Sebetulnya, gue bersyukur sekali bisa hidup di sebuah negara yang kaya akan sumber daya alamnya. Apalagi gue sendiri memang tinggal di sebuah kota yang bisa dibilang masih asri dibandingkan ibukota. Dalam proses perenungan ini, gue juga prihatin melihat alam kita yang semakin kesini semakin tidak asri, semakin kotor dan sepertinya jauh sekali dibandingkan saat dulu sebelum banyak infrastruktur berdiri. Sampah dimana-mana, banyak pohon yang ditebang untuk kebutuhan komoditas dan lahan-lahannya yang dibangun untuk perhotelan, gedung-gedung tinggi, dll.
Setelah gue pikir-pikir, ternyata semua ini bukan salah Indonesia. Bukan salah Indonesia kalau negara ini isinya hanya orang-orang yang bebal, santuy dan korup. Bukan salah Indonesia kalau rakyatnya nggak bisa sejahtera dan terbelenggu dalam kemiskinan struktural bahkan kultural. Bukan salah Indonesia kalau hukum yang berlaku di negara ini tajam ke bawah. Bukan salah Indonesia kalau berita yang muncul selalu tentang kebodohan para penguasa. Bukan salah Indonesia kalau nepotisme ada dimana-mana. Bukan salah Indonesia kalau alamnya menjadi rusak dan hewan-hewan langka semakin punah, bahkan yang nggak langka pun menjadi langka sebab banyak perburuan liar. Bukan salah Indonesia kalau rakyatnya gak tau cara menginform diri dengan benar meski dimudahkan dengan gadget dan internet. Bukan salah Indonesia kalau keadilan sosial yang bahkan ada dalam pancasila gak berlaku di negara ini. Bukan salah Indonesia kalau masih banyak anak-anak yang terlantar meninggalkan bangku sekolah.
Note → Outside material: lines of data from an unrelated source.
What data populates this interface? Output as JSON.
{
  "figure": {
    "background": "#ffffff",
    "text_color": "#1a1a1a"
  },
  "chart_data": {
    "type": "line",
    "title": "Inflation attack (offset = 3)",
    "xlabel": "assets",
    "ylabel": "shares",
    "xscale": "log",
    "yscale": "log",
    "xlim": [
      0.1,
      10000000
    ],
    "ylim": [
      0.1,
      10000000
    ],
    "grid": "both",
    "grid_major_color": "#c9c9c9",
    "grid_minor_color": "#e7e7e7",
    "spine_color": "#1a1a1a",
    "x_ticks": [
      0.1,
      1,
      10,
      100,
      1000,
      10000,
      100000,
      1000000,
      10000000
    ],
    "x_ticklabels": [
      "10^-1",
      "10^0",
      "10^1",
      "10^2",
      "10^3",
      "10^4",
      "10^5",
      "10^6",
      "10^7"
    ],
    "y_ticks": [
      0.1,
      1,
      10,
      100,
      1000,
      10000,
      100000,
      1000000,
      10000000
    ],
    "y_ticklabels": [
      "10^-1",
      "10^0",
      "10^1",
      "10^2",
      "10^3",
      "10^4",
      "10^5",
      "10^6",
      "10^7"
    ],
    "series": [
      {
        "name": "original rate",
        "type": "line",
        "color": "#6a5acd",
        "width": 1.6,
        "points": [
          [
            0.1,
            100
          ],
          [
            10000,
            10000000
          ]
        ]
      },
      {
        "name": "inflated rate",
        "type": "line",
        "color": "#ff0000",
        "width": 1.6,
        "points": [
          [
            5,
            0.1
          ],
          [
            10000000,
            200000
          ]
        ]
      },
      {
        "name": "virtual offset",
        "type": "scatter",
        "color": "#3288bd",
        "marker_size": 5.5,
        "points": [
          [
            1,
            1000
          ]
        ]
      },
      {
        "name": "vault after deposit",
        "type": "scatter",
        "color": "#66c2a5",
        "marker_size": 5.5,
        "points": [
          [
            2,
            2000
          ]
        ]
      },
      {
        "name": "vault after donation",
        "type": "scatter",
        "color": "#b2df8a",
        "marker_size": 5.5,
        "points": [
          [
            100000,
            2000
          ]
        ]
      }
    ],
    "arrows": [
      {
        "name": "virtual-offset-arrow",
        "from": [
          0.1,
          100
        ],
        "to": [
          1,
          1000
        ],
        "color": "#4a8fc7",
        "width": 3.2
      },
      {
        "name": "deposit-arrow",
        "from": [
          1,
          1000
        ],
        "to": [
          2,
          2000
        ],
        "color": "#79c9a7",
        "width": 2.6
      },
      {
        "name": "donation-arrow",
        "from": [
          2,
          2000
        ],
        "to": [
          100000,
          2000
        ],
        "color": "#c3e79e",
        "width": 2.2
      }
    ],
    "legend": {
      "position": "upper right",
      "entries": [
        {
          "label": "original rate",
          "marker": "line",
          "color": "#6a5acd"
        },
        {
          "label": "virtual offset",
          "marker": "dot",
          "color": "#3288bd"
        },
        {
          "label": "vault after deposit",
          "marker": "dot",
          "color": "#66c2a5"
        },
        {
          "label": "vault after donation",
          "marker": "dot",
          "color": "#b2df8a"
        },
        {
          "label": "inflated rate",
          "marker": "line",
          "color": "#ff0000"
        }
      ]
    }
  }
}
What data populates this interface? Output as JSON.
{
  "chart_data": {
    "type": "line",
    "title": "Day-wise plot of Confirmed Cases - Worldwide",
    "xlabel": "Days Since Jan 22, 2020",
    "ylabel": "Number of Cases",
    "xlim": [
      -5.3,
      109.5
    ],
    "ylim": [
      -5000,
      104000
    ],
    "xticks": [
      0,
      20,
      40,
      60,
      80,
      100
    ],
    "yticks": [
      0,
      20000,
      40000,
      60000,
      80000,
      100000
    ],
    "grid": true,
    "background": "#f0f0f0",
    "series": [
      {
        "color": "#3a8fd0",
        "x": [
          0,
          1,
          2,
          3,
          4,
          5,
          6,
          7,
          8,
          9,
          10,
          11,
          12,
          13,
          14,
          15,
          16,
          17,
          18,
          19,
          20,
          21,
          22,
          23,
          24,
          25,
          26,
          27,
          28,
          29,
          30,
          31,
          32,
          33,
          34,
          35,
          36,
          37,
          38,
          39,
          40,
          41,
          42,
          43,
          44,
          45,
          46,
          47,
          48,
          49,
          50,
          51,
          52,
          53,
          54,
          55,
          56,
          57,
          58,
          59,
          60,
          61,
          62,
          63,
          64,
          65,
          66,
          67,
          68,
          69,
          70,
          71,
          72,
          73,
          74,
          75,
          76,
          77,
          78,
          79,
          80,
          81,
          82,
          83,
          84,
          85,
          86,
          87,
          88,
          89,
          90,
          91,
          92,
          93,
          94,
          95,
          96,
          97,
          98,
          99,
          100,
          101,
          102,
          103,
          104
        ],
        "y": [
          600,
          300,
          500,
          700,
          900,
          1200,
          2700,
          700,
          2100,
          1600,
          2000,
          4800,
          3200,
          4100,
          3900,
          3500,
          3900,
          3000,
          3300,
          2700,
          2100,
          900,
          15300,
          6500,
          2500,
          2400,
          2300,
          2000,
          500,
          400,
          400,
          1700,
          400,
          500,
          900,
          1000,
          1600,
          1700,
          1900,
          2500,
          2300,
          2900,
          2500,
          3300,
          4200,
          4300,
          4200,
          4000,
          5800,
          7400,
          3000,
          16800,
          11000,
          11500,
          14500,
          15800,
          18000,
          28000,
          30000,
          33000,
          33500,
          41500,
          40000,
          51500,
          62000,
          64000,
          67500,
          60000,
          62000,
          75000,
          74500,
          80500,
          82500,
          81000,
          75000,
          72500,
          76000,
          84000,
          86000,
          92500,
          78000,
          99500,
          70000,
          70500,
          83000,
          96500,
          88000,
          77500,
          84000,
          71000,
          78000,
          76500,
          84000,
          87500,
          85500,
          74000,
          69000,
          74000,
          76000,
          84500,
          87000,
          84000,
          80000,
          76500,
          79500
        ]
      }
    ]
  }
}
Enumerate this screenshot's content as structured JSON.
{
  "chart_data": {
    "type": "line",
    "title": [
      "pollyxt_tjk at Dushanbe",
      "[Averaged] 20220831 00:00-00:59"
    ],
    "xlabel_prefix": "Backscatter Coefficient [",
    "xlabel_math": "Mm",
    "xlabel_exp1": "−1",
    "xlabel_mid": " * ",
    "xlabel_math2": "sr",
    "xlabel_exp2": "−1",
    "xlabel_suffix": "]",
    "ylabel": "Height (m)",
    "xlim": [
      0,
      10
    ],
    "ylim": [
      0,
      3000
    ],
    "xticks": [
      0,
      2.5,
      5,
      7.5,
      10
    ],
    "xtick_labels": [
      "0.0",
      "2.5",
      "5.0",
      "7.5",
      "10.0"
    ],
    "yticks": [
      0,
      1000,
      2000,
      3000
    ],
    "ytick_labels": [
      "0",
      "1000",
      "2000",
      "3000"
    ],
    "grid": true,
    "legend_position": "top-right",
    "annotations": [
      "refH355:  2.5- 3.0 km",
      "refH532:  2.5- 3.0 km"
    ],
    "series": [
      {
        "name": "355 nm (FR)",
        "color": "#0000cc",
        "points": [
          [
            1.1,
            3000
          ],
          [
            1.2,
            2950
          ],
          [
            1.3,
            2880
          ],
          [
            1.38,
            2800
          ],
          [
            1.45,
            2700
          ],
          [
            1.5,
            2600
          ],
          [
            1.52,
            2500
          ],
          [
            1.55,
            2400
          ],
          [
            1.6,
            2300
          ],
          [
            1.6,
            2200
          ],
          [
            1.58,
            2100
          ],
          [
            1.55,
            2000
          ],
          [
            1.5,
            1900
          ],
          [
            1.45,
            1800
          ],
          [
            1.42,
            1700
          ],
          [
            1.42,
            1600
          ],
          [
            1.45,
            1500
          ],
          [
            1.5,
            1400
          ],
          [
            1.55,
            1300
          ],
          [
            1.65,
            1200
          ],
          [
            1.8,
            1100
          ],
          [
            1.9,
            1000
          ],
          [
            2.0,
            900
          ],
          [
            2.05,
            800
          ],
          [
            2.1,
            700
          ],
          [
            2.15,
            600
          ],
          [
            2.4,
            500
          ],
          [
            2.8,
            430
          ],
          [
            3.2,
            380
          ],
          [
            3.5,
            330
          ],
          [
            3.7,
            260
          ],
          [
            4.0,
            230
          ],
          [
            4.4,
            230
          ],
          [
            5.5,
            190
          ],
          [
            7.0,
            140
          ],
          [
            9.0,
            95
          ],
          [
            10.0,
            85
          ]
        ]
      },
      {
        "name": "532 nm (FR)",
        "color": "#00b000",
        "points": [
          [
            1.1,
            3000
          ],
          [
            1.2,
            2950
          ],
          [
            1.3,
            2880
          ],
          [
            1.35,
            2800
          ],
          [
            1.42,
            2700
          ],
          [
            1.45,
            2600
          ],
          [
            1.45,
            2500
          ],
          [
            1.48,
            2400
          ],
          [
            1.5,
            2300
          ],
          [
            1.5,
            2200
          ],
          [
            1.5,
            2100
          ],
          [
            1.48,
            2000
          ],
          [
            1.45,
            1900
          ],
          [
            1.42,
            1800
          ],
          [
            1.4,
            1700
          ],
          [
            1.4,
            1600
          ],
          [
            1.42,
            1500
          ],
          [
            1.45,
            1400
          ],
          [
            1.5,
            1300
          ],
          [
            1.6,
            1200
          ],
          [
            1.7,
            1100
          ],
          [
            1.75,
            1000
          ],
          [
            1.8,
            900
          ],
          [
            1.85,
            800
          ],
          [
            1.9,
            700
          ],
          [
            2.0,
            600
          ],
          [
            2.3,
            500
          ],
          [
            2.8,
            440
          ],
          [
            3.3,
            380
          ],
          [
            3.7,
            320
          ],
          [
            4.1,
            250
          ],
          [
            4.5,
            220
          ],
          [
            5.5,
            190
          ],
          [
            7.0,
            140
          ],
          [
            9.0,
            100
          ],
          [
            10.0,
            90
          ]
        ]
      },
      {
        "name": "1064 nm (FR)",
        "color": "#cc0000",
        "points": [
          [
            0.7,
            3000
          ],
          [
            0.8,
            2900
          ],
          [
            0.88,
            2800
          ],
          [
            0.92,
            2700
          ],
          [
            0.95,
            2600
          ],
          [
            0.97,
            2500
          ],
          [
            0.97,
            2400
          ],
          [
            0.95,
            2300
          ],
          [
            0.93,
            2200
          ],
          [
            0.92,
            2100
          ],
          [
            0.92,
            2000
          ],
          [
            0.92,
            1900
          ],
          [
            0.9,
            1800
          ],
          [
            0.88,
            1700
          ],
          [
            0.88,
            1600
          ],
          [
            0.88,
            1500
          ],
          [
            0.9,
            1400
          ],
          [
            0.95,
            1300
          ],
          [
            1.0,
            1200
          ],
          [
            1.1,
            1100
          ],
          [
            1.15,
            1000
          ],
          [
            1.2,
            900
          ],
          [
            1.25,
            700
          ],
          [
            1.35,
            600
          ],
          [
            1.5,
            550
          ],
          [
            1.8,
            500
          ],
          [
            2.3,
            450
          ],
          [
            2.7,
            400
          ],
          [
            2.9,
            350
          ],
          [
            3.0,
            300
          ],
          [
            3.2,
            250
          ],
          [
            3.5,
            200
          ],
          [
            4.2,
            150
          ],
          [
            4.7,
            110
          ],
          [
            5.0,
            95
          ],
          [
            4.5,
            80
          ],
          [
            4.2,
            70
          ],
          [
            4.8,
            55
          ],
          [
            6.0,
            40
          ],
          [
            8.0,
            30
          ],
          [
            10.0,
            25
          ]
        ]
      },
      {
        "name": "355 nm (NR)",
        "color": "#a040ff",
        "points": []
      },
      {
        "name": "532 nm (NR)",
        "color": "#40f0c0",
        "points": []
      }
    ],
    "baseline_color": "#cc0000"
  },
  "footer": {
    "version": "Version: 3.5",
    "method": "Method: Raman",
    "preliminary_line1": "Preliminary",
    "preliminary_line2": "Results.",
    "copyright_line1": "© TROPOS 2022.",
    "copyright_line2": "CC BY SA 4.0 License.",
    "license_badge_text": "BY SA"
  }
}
Bukan salah Indonesia kalau orang yang waras nggak kelihatan, simply karena orang yang waras nggak akan mau membuang waktu dan tenaganya dengan berkomentar buruk dan melakukan tindakan yang gak ada gunanya juga, also simply karena mereka terlalu sibuk untuk bergulat memenuhi tanggungjawab. Bukan salah Indonesia kalau negara ini masih patriarkis dan belum cukup aman untuk ditinggali. Ini semua bukan salah Indonesia. Indonesia, ibu pertiwi ini hanya korban dari bobroknya perlakuan manusia-manusia yang berkacak pinggang di atas kepentingan mereka.
Salah siapa kalau negara ini tidak cukup mensejahterakan rakyatnya? Salah mereka yang dibutakan mata dan hatinya untuk bisa berlaku sebaik-baiknya manusia. Salah mereka yang hidupnya dimakan oleh egoisme sendiri. Salah mereka yang nggak berusaha mengisi otak dengan segala pengetahuan dan haus akan banyak hal. Salah mereka yang nggak pakai hati di balik isi kepala yang dianggapnya sudah banyak itu. Salah mereka yang lupa bahwa diri mereka adalah seorang hamba, yang tak ubahnya hanyalah penghuni di dunia yang fana, yang diberi mandat oleh Tuhan untuk berbuat sebaik-baiknya ciptaan.